Co-chaperone proteins that share the BAG (Bcl-2 associated athanogene) domain are characterized by their interaction with heat shock proteins of the Hsp70 family. Furthermore they can bind other partners (steroid hormone receptors, Raf-1 and others), implicated in a number of cellular processes, including proliferation and apoptosis (Doong et al., 2000, Doong et al., 2002; Takayama, Xie, & Reed, 1999; Takayama & Reed, 2001). Among BAG family members there is BAG3, also known as CAIR-1 or Bis (Antoku, Maser, Scully, Delach, & Johnson, 2002; Bonelli et al., 2004, Briknarova et al., 2002, Chen et al., 2004; Chroboczek, Gout, Favier, & Galinier, 2002; Dong et al., 2005, Doong et al., 2000, Doong et al., 2002, Doong et al., 2003, Homma et al., 2006; Kassis, Guancial, Doong, Virador, & Kohn, 2006; Lee et al., 1999, Lee et al., 2002a; Lee, Kim, Shin et al., 2002; Liao et al., 2001; Pagliuca, Lerose, Cigliano, & Leone, 2003; Romano, Festa, Pagliuca et al., 2003; Romano, Festa, Petrella et al., 2003; Zhang et al., 2006, Seo et al., 2005, Tabuchi et al., 2006; Takayama & Reed, 2001). BAG3 forms a complex with Hsc70/Hsp70 (Takayama et al., 1999). In addition, BAG3 polypeptide binds to phospholipase C (PLC)-γ (Doong et al., 2000) and possibly other partners (Doong et al., 2002; Takayama & Reed, 2001). Notably, BAG3 expression is induced by heavy metals (zinc, cadmium) or high temperature in cells of the human neoplastic epithelial cell line HeLa, with time-dependent kinetics of accumulation of mRNAs similar to two other stress-regulated genes, metallothioneins (MTs) and Hsp70 (Pagliuca et al., 2003). BAG3 induction by stressors has been observed also in other systems: pancreatic cancer cells exposed to heat stress (Liao et al., 2001), light damaged murine retinal cells (Chen et al., 2004), human leukemia Molt-4 cells treated with non-thermal low intensity pulsed ultrasound (Tabuchi et al., 2006), human primary microglia subjected to HIV-induced oxidative stress (Rosati et al., 2007).

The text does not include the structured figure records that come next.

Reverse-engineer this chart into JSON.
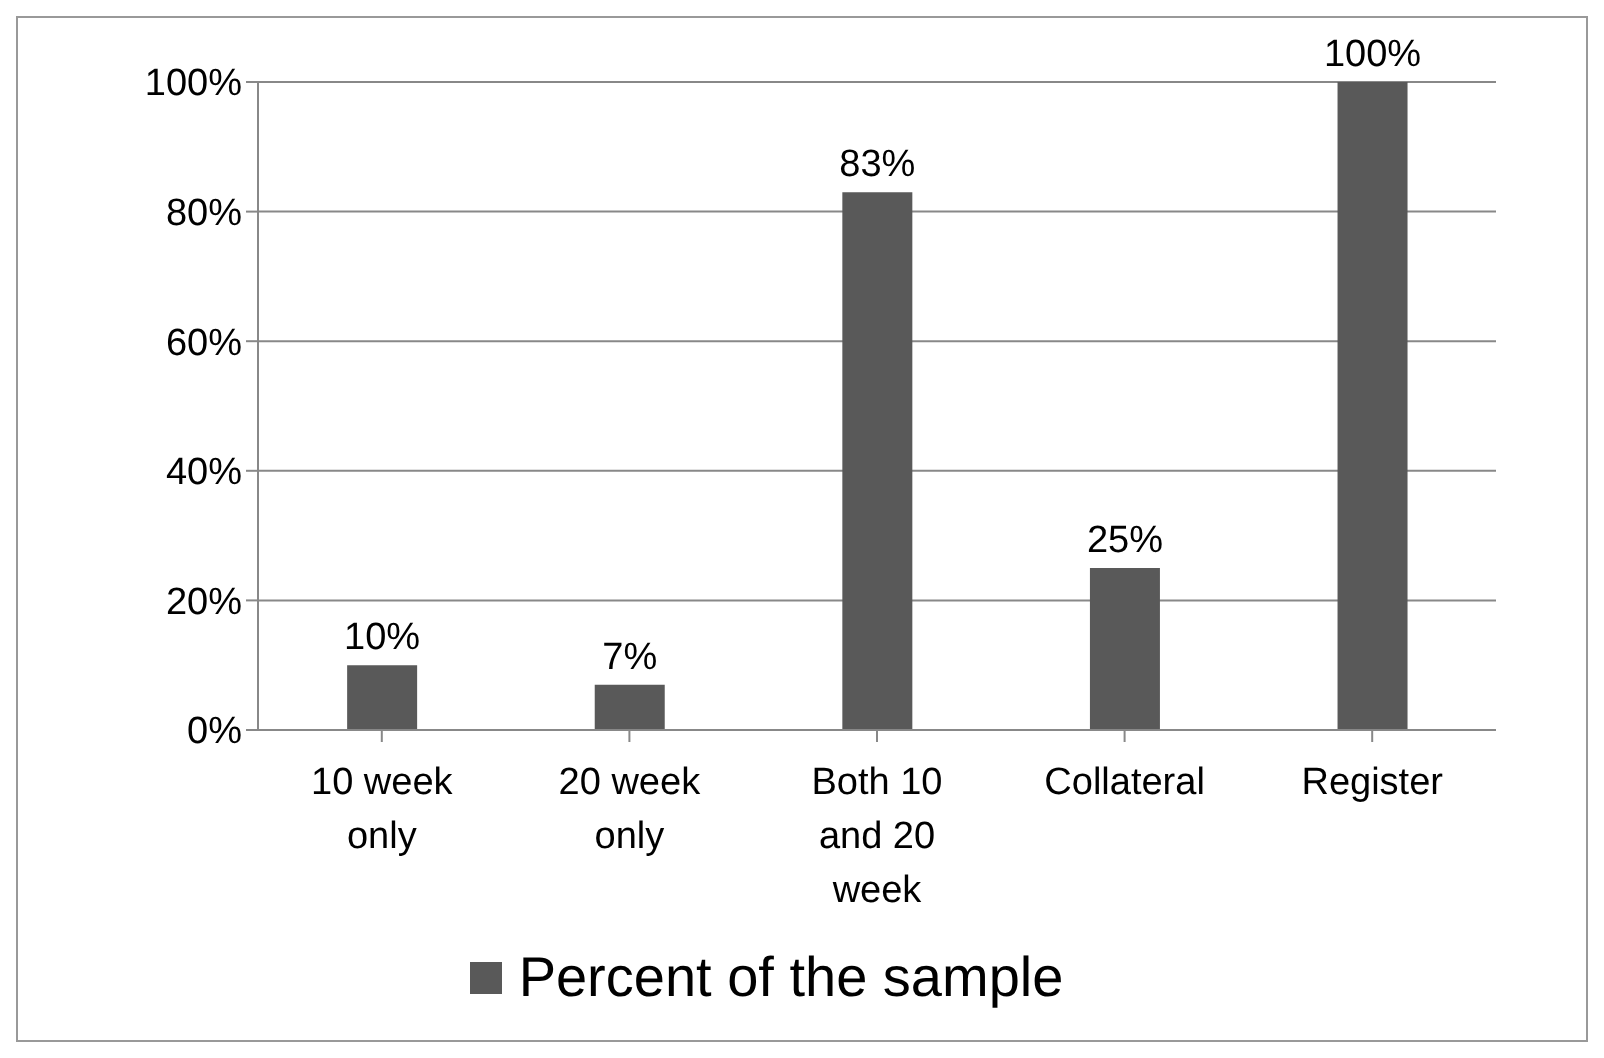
{
  "chart_data": {
    "type": "bar",
    "categories": [
      "10 week only",
      "20 week only",
      "Both 10 and 20 week",
      "Collateral",
      "Register"
    ],
    "series": [
      {
        "name": "Percent of the sample",
        "color": "#595959",
        "values": [
          10,
          7,
          83,
          25,
          100
        ],
        "value_labels": [
          "10%",
          "7%",
          "83%",
          "25%",
          "100%"
        ]
      }
    ],
    "ylim": [
      0,
      100
    ],
    "yticks": [
      {
        "value": 0,
        "label": "0%"
      },
      {
        "value": 20,
        "label": "20%"
      },
      {
        "value": 40,
        "label": "40%"
      },
      {
        "value": 60,
        "label": "60%"
      },
      {
        "value": 80,
        "label": "80%"
      },
      {
        "value": 100,
        "label": "100%"
      }
    ],
    "grid": "y",
    "legend": "bottom"
  }
}
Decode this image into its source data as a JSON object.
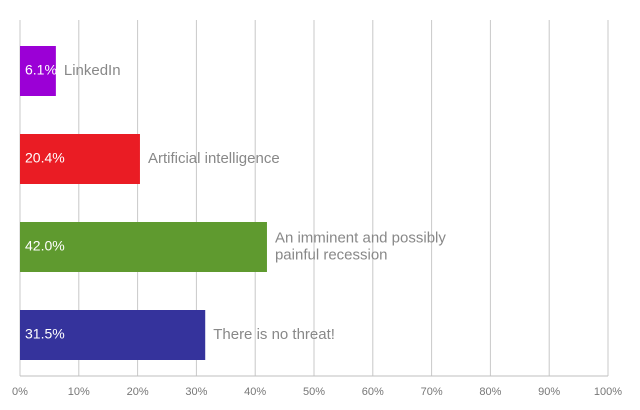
{
  "chart_data": {
    "type": "bar",
    "orientation": "horizontal",
    "categories": [
      "LinkedIn",
      "Artificial intelligence",
      "An imminent and possibly painful recession",
      "There is no threat!"
    ],
    "values": [
      6.1,
      20.4,
      42.0,
      31.5
    ],
    "value_labels": [
      "6.1%",
      "20.4%",
      "42.0%",
      "31.5%"
    ],
    "colors": [
      "#9b00d6",
      "#ea1c24",
      "#5f9a2f",
      "#35339c"
    ],
    "title": "",
    "xlabel": "",
    "ylabel": "",
    "xlim": [
      0,
      100
    ],
    "x_ticks": [
      "0%",
      "10%",
      "20%",
      "30%",
      "40%",
      "50%",
      "60%",
      "70%",
      "80%",
      "90%",
      "100%"
    ],
    "grid": true,
    "legend": "none"
  }
}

These findings indicate that BAG3 expression is part of stress-induced programs. This is in accord with the presence of HSF-responsive elements (HSE) in bag3 gene (Ensembl Gene ID ENSG00000151929). Among proteins of the BAG family, BAG3 is the only one reportedly inducible by stressors.

This review illustrates experimental evidence that assign to BAG3 a role in modulating stress response and, specifically, in sustaining neoplastic cell survival and impairing response to therapy.